UWB vs. BLE: A technology comparison for indoor positioning
BLE or UWB – which technology is better for indoor positioning? We try to clarify. Because when it comes to indoor positioning, there are various technologies and a number of combinations available. But especially in the context of Industry 4.0, the question often pops up as to which technology is better for asset tracking or localization in general – BLE or UWB.
Bluetooth Low Energy and Ultra Wideband are both so-called short-range technologies that can be used to determine the positions of assets and people. So what are the differences?
How UWB works
UWB is a low-power radio technology for transmitting data in the range from 3.1 to 10.6 GHz. This broad frequency spectrum offers the advantage of not being tied to any frequency, and unused frequency capacity can be ideally utilized. Sensors attached to objects or people send a wideband signal at a specific interval to various fixed anchor points nearby, which then transmit this data to a positioning engine.
Most commonly, UWB technology is used to position objects and people using Time Difference of Arrival (TDoA). This method of position calculation has a particularly low energy consumption. Here, the positioning engine calculates the time differences of arrival to each anchor point to determine the location of the sensor with an accuracy of up to 10 cm. TDoA calculations typically require a sensor to communicate with at least 4 anchors within the line-of-sight. However, distances of up to 250 m can be achieved with a line-of-sight.
How BLE works
Bluetooth Low Energy is also a radio frequency technology. In contrast to UWB, BLE uses transmission in the 2.4 GHz band on 80 different 1 MHz channels between 2400 and 2483.5 MHz.
In BLE tracking, sensors attached to moving objects or people communicate with trackers, i.e. permanently mounted anchor points, in the environment. If a tagged asset is within range of trackers, the positioning engine uses the signal strength (RSSI value) to calculate the object’s location. An accuracy of 3 – 5 m can be achieved. The tracker infrastructure has a great influence on the accuracy of the location data. The more precise and tightly meshed the trackers are positioned, the more accurate the localization of the assets.
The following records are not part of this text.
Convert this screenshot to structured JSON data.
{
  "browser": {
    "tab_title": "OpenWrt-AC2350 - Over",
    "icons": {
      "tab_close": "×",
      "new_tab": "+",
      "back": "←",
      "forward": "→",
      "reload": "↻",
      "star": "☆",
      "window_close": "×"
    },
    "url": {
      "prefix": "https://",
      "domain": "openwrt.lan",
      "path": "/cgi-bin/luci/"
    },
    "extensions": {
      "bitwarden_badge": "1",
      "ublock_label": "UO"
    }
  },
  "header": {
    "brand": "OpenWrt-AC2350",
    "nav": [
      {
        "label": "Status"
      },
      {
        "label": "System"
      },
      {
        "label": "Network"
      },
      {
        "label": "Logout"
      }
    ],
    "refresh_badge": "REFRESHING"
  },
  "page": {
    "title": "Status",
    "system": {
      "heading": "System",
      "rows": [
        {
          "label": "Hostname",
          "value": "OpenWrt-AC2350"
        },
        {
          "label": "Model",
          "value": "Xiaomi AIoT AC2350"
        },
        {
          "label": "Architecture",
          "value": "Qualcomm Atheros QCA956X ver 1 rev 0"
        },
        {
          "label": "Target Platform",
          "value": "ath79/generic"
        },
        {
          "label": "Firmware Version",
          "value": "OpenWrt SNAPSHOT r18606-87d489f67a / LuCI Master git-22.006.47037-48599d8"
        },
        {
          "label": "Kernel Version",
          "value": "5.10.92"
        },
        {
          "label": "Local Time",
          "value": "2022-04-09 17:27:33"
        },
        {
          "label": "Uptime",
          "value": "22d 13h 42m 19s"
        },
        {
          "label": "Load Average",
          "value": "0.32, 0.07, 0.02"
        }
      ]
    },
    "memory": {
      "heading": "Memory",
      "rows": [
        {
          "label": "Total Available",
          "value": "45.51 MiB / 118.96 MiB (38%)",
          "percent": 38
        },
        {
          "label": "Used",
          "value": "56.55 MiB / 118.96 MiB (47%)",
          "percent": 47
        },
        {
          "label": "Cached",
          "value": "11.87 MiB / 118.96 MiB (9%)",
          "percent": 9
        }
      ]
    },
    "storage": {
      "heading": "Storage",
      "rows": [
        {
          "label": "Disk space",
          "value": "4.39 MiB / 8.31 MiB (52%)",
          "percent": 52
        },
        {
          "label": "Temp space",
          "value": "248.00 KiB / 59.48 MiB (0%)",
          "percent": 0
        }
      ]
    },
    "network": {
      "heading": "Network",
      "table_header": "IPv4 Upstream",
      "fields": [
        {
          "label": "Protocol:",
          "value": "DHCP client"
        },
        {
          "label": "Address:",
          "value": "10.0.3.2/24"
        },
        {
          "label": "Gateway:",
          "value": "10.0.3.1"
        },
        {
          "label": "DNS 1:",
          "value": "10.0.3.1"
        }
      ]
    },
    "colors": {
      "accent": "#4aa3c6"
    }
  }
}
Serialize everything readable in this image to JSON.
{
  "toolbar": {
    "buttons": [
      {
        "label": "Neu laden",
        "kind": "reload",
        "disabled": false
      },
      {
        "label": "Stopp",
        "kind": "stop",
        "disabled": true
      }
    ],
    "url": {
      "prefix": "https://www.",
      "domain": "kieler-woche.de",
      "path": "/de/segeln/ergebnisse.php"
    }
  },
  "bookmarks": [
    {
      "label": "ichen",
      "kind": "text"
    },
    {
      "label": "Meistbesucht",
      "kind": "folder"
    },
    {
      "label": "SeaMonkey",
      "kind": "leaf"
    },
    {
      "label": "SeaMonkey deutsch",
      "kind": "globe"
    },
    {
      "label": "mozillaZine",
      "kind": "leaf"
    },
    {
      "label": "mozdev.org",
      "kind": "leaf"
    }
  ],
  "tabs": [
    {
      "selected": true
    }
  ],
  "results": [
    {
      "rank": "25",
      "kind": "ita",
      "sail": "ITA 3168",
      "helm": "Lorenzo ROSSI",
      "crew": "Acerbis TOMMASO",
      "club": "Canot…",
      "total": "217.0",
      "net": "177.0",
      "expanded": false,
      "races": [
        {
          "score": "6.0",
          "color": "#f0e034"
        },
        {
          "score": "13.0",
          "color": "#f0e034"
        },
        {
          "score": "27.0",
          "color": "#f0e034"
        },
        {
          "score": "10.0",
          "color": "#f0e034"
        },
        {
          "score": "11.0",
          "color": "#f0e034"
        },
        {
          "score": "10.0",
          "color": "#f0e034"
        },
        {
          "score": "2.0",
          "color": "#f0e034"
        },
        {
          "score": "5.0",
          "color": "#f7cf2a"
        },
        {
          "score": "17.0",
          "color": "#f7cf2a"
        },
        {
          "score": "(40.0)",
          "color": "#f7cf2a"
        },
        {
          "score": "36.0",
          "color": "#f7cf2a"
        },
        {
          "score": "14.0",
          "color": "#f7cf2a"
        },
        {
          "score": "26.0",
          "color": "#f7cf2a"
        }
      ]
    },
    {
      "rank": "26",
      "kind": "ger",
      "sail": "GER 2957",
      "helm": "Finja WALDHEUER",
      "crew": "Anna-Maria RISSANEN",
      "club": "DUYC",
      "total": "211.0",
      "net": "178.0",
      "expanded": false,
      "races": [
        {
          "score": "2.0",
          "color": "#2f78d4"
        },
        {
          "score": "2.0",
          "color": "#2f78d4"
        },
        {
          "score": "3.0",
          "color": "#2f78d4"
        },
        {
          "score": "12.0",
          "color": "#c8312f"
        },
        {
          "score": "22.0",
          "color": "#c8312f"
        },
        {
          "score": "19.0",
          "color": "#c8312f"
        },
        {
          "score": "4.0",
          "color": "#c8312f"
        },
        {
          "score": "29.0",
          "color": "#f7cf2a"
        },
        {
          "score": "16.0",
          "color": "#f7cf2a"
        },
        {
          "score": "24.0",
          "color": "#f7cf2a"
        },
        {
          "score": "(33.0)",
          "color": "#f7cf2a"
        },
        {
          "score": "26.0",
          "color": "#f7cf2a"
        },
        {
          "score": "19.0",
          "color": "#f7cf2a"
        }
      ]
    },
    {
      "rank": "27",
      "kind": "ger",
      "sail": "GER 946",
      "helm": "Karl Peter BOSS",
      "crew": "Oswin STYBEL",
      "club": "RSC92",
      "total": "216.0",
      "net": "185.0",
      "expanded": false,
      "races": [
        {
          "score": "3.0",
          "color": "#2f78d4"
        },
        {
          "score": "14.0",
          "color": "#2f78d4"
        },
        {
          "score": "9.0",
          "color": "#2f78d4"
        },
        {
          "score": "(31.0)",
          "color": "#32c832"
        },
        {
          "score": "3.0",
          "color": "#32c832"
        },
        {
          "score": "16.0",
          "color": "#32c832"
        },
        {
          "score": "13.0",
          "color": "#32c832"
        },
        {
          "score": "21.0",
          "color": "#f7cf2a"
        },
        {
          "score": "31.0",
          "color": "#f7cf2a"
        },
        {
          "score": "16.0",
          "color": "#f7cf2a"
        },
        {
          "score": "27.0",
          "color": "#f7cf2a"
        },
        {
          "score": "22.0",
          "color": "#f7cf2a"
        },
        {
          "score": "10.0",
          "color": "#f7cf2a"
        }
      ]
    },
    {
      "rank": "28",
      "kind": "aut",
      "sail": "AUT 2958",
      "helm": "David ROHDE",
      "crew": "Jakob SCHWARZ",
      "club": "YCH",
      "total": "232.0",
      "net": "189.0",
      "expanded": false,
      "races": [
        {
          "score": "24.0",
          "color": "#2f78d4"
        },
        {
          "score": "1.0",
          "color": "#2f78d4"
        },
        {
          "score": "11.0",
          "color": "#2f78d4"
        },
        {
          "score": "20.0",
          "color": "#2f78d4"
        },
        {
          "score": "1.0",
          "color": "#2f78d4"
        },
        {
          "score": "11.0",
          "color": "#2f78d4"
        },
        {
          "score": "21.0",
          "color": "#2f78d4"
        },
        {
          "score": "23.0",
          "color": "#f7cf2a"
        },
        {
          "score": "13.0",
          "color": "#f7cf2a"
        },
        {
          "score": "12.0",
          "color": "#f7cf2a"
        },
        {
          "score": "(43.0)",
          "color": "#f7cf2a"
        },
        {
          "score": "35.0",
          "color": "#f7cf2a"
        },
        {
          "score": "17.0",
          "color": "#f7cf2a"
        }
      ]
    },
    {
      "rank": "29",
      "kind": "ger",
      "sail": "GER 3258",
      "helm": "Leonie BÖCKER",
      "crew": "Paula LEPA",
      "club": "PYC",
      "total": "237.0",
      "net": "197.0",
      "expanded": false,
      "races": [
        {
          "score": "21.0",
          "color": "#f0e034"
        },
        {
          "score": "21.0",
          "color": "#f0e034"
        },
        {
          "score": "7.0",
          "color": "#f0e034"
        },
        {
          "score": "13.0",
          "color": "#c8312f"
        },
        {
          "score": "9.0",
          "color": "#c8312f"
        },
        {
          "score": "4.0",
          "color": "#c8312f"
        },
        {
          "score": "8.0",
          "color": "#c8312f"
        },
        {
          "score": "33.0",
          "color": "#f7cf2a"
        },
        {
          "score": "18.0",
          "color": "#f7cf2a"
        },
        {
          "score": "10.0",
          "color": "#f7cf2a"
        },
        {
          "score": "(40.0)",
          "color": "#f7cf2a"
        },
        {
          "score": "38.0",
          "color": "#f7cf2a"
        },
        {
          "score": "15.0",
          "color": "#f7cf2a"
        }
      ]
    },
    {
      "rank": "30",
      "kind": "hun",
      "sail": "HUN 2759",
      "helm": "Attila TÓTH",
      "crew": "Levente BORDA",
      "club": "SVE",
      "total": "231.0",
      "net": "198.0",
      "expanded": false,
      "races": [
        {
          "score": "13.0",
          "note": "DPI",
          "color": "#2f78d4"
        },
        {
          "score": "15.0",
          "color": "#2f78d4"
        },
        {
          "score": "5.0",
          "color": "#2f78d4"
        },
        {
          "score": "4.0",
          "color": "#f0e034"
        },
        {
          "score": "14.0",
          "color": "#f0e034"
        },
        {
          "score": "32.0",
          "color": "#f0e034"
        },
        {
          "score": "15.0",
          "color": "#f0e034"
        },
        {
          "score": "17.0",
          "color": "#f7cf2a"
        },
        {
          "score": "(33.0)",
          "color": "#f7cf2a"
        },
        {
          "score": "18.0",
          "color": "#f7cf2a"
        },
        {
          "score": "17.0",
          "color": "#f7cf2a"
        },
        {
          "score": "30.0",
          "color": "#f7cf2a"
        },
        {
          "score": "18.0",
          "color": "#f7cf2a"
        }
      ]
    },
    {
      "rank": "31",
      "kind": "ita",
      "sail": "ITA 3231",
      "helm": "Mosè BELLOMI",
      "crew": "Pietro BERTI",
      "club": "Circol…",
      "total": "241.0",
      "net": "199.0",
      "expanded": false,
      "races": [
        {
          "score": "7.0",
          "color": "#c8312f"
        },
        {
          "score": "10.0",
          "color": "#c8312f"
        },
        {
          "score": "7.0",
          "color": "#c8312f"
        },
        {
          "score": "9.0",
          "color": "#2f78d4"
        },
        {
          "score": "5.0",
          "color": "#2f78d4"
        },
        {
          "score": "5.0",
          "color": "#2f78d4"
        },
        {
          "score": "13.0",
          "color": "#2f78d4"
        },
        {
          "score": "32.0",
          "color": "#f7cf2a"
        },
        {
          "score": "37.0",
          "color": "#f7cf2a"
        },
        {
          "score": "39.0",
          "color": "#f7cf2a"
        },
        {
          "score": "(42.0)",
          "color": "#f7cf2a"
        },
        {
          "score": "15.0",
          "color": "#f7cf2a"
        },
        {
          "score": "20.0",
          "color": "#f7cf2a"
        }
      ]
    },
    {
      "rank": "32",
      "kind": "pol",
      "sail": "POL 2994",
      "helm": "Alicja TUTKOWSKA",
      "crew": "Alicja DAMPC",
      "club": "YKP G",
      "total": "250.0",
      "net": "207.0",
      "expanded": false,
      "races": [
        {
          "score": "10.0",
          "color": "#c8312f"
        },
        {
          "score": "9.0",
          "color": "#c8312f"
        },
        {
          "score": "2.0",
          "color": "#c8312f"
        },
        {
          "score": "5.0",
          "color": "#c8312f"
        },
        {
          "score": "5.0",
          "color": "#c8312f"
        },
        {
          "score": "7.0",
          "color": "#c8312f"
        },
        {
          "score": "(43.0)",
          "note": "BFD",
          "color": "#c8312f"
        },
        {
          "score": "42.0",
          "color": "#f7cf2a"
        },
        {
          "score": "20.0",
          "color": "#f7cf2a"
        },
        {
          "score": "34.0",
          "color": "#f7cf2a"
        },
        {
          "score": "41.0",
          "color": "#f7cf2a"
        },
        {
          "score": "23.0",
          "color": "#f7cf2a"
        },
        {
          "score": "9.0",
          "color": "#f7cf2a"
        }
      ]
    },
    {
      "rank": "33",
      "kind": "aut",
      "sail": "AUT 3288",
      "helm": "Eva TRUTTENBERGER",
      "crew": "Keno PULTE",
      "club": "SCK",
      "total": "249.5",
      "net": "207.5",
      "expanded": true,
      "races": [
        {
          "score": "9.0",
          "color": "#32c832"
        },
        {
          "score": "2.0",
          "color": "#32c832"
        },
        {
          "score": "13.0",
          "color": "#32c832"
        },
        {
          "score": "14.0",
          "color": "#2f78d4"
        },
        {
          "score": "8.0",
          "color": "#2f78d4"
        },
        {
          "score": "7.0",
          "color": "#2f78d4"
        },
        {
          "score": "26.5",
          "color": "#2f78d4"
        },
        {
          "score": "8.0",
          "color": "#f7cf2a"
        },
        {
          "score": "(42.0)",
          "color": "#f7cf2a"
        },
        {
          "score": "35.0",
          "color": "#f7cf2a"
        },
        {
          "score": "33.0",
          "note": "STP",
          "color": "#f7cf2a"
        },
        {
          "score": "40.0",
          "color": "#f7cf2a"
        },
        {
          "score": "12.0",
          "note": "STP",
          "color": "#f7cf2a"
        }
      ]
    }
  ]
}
By using BLE AoA (Angle of Arrival), the accuracy can also be improved to less than 1 meter. Whether localization via BLE RSSI or BLE AoA makes sense depends on the respective use case and its requirements.
|BLE RSSI||BLE AoA||UWB|
|Accuracy||3m||0,1 to 0,5 m||Under optimal conditions: 0.1 to 0.3 m – 3D localization possible|
|Connectivity||No line of sight necessary||Line of sight to at least 3 anchors required||Line of sight to at least 4 anchors required|
|Costs||Hardware implementation costs significantly lower compared BLE AoA or UWB;
Hardly any maintenance costs
|Slightly higher hardware costs compared to BLE RSSI||Slightly higher hardware and implementation costs compared to BLE RSSI & AoA|
|Power Consumption||very low||low||medium|
Bluetooth or UWB – the bottom line
So, who is the positioning champion? There is no clear answer to this question. After all, there is not the one positioning use case. Both technologies have their advantages and can score points in various use cases with reliable positioning data.
If you need high-precision three-dimensional asset tracking, you have to resort to UWB and bite the bullet of high costs. However, it is also important to remember that the accuracy of 10 centimeters or better proclaimed for UWB can actually only be achieved under laboratory conditions. Depending on the use case, UWB delivers an accuracy of 0.5 to 1m under reasonable circumstances.
For “simpler” tracking solutions that can be easily scaled up for this purpose, the less expensive BLE is the technology of choice. Using the AoA positioning method (Angle of Arrival), positioning accuracy in the sub-meter range can also be achieved via Bluetooth. Although the costs increase with the precision, AoA remains significantly below the investment size of a UWB solution.